I’ve been using the Surface Pro 3 for the past four months and, while I’m impressed by many aspects of it, I am far from a Microsoft fan. I’m constantly running into shortcomings or little glitches of the type that Gruber describes. But where the iPad Pro seems like a tablet that’s being uncomfortably forced to do double-duty as a laptop computer, the Surface Pro feels like a full-blown computer that’s being forced to do double-duty as a tablet. Its screen is gorgeous, its stylus (which comes included in the base price, unlike the iPad Pro) works as intuitively and responsively as anything I’ve seen, and it runs the full range of highly capable Windows software, making it a real workhorse. But the Surface still drives me up the wall nearly every day, with buttons for maximizing or closing windows that are too small to hit with my finger, screen-splitting gestures that work unpredictably, settings that are complex and hidden, and built-in apps that seem half-baked, buggy, or ill-conceived.

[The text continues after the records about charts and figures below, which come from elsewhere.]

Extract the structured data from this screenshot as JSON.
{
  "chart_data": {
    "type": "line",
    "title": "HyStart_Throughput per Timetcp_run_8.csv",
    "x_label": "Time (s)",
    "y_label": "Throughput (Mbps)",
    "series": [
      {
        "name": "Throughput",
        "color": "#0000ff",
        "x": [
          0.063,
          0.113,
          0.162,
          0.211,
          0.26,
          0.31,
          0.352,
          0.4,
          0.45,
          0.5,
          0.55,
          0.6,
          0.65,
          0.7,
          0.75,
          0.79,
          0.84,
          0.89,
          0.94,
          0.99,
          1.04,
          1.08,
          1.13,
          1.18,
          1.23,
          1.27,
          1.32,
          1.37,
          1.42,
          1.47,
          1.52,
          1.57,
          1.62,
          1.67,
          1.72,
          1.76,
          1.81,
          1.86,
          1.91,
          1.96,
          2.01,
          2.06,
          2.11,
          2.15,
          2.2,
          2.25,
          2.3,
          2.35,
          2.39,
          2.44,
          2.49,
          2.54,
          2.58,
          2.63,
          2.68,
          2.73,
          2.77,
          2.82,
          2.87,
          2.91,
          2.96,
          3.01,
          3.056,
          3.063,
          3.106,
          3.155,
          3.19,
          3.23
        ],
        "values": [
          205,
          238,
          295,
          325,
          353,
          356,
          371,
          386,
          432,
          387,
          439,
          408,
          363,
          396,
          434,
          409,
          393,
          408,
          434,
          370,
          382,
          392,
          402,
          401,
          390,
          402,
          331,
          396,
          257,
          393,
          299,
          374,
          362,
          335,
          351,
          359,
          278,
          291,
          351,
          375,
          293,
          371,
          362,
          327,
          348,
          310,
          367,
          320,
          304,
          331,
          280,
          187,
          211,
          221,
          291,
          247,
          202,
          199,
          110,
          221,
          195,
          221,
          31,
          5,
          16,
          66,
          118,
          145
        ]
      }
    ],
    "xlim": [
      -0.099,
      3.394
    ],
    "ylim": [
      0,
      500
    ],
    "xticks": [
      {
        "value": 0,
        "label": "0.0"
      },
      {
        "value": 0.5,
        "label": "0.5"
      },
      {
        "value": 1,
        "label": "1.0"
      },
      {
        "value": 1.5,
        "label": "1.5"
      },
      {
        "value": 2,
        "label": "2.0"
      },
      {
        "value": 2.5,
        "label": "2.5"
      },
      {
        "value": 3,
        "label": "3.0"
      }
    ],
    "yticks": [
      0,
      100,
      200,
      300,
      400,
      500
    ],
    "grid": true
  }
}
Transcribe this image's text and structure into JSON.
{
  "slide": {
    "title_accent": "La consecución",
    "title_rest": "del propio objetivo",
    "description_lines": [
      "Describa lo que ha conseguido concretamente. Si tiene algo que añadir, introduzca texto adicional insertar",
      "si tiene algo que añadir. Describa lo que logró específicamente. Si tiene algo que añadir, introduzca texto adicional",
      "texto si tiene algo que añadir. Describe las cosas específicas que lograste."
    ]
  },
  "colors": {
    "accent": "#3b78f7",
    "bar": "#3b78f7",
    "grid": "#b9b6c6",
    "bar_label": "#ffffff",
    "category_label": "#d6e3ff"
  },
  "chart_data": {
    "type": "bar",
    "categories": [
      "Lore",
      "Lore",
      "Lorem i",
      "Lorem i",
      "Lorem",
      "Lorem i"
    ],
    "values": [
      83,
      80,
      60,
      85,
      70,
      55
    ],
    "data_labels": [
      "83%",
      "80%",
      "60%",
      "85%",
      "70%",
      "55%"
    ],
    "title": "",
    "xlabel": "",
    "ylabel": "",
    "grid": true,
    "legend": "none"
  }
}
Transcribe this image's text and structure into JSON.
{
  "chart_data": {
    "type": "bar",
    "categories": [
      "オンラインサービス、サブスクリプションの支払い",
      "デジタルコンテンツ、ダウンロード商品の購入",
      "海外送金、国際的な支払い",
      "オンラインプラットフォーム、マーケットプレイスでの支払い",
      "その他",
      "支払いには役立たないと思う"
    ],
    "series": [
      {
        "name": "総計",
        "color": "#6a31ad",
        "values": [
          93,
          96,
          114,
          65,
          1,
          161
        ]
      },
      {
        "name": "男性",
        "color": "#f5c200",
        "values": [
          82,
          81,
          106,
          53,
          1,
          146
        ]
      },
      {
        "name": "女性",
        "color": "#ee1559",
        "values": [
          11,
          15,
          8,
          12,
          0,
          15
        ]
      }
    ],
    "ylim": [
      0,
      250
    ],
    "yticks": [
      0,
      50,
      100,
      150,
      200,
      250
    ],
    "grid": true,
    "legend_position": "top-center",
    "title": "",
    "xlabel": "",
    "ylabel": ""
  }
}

Other reviewers differ with Gruber and Mossberg. Federico Vittici at Macstories gushes over the iPad Pro, saying that he’ll never use a Mac as his primary computer ever again. Wired‘s David Pierce loves the hardware, and even though he dings it a bit for not fulfilling everything we need our laptops and desktops to do, he still believes that the iPad Pro — and iOS — represent the future of computing.

Of course, Tim Cook loves it, saying he no longer needs to travel with a MacBook. But he would say that — he’s Apple’s chief executive, and he does nothing but tout his own company’s goods all day long.

And VentureBeat’s Mark Sullivan was duly impressed with the iPad Pro’s size when he first laid hands on it in September.

There’s little doubt that the iPad Pro is a triumph of engineering, with a fantastic, high-resolution screen (2,732 x 2,048 pixels), remarkably light weight (1.6 pounds), and incredible performance, especially given that it’s running an ARM processor, not the more traditional desktop and laptop-style Intel x86 CPU. It also boasts fantastic battery life: 10 to 12 hours’ worth of serious usage, in these reviewers’ tests, which puts my Microsoft Surface Pro 3, with its 4 hours of sustained usage, to shame.

But the iPad Pro is expensive. The model every reviewer tested, with 128GB of storage and cellular data connectivity, sells for $1,079, and with the $99 Pencil and $169 keyboard, you’re looking at  $1,347 to replicate the experience enjoyed by Gruber, Mossberg, and the others. Yes, you can get an iPad Pro for as little as $799, but that will have only 32GB of storage and will lack cellular, a keyboard, and a stylus.

Who’s really going to shell out $1,000 to $1,350 to purchase a big tablet with a halfway decent keyboard and a really nice stylus, even if it does have a great screen and awesome battery life? I imagine there will be quite a few customers here in tech-loving (and cash-rich) Silicon Valley. But it seems like a hard sell for anyone else.

In short, the iPad Pro might represent the future of computing. But Microsoft saw that future almost three years before Apple did. And to both companies’ chagrin, that future isn’t here yet — which means it is still up for grabs.

IPad Pro, Surface Pro, Surface Book: Pick your compromise.